In the following example, results over 1000 bytes will not be cached.
memoised_rnorm <- memoisetools::memoise_with_result_size_limit(rnorm, result_size_limit = 1000)
memoised_rnorm(1) # small enough to cache
[1] -1.097299
memoised_rnorm(1) # getting cached result
[1] -1.097299
head(memoised_rnorm(1000)) # too big to be cached
[1] 2.0361036 -0.3264896 0.7740052 0.7850064 0.7632461 0.2948088
head(memoised_rnorm(1000)) # so each run produces fresh result
[1] 1.4251896 -1.7347494 -0.8374046 -0.7157526 0.3748210 2.3833280
memoise_with_mixed_backend()
This is an adjusted version of memoise::memoise()
which requires two caches
to be set, along with a size limit. Objects smaller than the size limit go
to the first cache, and objects larger than the size limit go to the second cache.
This allows you to cache small results in memory, and send large results to the filesystem, s3 or google cloud storage.
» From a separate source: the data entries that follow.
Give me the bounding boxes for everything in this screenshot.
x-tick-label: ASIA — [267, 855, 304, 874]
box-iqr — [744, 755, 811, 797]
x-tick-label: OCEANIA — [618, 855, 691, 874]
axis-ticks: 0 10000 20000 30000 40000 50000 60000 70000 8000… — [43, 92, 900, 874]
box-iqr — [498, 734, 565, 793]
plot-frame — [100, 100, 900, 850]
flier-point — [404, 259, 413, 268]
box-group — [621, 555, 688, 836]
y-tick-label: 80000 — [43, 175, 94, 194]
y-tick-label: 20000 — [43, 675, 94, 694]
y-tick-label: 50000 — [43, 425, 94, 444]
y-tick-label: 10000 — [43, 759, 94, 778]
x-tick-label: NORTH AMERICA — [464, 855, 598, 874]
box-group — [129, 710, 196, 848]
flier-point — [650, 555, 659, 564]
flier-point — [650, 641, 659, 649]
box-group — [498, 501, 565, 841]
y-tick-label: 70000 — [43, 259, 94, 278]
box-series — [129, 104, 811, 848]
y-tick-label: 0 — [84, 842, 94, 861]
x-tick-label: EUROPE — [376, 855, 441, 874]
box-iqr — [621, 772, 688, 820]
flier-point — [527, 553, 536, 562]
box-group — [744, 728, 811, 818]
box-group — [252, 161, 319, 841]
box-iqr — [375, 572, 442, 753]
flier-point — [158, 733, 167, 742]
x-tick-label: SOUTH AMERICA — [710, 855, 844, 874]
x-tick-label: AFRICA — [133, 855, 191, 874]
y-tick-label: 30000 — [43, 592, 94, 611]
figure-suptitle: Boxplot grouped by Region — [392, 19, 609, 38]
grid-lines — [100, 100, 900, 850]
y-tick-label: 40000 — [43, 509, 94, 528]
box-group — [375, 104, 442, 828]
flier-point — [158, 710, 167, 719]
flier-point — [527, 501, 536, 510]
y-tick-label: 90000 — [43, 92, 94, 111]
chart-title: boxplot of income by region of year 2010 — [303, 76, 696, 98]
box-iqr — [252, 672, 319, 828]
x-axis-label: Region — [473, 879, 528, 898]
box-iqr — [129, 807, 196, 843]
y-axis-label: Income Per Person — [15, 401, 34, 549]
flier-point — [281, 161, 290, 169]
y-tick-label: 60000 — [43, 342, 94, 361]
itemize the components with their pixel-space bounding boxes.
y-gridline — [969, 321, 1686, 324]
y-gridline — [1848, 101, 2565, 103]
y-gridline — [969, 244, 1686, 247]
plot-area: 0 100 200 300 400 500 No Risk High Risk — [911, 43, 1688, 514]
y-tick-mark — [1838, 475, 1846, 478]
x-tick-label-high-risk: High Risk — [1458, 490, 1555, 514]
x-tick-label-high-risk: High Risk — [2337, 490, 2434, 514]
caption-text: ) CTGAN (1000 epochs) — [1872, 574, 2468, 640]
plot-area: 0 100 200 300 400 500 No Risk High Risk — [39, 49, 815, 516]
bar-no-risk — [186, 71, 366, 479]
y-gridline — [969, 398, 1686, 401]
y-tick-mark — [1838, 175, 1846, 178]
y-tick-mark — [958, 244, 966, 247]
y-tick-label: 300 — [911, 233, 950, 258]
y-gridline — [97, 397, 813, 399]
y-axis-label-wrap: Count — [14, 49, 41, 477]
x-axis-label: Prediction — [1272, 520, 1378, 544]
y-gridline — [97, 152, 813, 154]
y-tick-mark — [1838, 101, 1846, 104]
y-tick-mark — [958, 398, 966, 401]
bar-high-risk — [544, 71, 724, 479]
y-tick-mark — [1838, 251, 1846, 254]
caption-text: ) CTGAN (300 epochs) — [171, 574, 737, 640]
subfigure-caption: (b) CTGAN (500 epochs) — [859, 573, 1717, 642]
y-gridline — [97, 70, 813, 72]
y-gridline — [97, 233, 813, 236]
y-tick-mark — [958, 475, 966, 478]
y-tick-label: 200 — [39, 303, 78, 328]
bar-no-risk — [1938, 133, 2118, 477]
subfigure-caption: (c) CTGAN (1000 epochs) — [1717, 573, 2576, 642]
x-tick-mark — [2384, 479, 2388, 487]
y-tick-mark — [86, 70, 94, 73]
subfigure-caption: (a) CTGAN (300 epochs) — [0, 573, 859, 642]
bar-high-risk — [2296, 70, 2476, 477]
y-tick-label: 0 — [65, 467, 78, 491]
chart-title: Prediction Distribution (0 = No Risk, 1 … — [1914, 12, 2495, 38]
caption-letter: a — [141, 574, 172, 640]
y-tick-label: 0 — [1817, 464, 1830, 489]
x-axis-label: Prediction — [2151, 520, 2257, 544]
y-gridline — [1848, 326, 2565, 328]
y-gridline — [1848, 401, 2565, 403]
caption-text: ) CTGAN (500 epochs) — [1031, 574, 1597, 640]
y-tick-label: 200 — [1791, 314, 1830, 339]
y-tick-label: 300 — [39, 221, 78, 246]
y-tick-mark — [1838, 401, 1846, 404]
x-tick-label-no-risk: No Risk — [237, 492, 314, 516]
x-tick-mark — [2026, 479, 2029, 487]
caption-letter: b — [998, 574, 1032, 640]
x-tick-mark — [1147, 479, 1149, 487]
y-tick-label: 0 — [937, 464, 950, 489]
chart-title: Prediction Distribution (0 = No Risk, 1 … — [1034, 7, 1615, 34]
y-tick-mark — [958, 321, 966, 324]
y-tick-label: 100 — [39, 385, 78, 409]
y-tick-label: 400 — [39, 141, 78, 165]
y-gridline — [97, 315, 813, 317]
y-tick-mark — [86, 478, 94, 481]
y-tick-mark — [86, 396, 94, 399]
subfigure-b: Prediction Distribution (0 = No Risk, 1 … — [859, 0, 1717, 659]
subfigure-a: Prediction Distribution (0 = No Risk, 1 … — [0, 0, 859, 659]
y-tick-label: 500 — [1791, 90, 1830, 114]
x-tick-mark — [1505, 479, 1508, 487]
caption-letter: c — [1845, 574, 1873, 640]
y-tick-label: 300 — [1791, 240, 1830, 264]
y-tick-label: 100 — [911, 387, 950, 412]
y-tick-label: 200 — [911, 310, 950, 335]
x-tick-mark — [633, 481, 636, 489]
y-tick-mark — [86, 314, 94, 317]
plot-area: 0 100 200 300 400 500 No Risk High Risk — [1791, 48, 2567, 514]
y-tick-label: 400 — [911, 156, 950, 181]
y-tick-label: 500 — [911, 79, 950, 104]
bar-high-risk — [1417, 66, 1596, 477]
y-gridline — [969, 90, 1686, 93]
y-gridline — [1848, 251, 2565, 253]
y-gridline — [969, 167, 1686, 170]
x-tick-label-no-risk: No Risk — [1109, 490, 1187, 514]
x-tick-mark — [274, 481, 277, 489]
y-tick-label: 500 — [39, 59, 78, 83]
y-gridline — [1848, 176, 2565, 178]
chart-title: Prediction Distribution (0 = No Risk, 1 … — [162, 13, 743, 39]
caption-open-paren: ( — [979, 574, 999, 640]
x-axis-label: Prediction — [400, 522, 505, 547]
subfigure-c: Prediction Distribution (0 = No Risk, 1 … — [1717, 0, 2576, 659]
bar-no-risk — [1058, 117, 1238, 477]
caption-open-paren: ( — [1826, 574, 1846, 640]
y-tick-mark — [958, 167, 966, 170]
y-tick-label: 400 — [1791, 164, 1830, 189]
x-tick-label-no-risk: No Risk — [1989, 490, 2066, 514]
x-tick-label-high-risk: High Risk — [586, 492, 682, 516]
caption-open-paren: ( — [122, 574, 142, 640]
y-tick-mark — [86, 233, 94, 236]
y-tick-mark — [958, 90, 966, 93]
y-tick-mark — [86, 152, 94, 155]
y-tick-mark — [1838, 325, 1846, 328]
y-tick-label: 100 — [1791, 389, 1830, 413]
memoised_rnorm <- memoisetools::memoise_with_mixed_backend(
rnorm,
cache1 = memoisetools::cache_memory2(),
cache2 = memoisetools::cache_filesystem2(),
result_size_limit = 1000
)
a <- memoised_rnorm(1) # These 3 results cached to memory
b <- memoised_rnorm(2)
c <- memoised_rnorm(3)
x <- memoised_rnorm(1000) # These 2 results cached to filesystem
y <- memoised_rnorm(2000)
memoisetools::get_memoise_info(memoised_rnorm)
cache: memory, env: <environment>, algo: xxhash64, bytes: 1648, n: 3, has_timestamp: TRUE, compress: FALSE
cache: filesystem, path: /private/var/folders/5p/78cv9fvn4xn_rbgxpx51q5n80000gn/T/Rtmp4L9t5x, algo: xxhash64, bytes: 23315, n: 2, has_timestamp: TRUE, compress: TRUE
ToDo
- Once the
archive
package matures a little, a more extensive suite of compression options would be great i.e. using lz4 and zstd compression. - Proper support for Google Cloud Storage and Amazon S3 backends in
get_cache_info()
- More tools for manipulating caches?
- Delete all objects over a certain size.
- Delete oldest objects in order to keep the cache under a certain size.
- Cache the object size as the results are created and cached? (so we don’t recalculate it
each time
get_cache_info()
is called) - Move caches between backends e.g. move a filesystem cache to memory.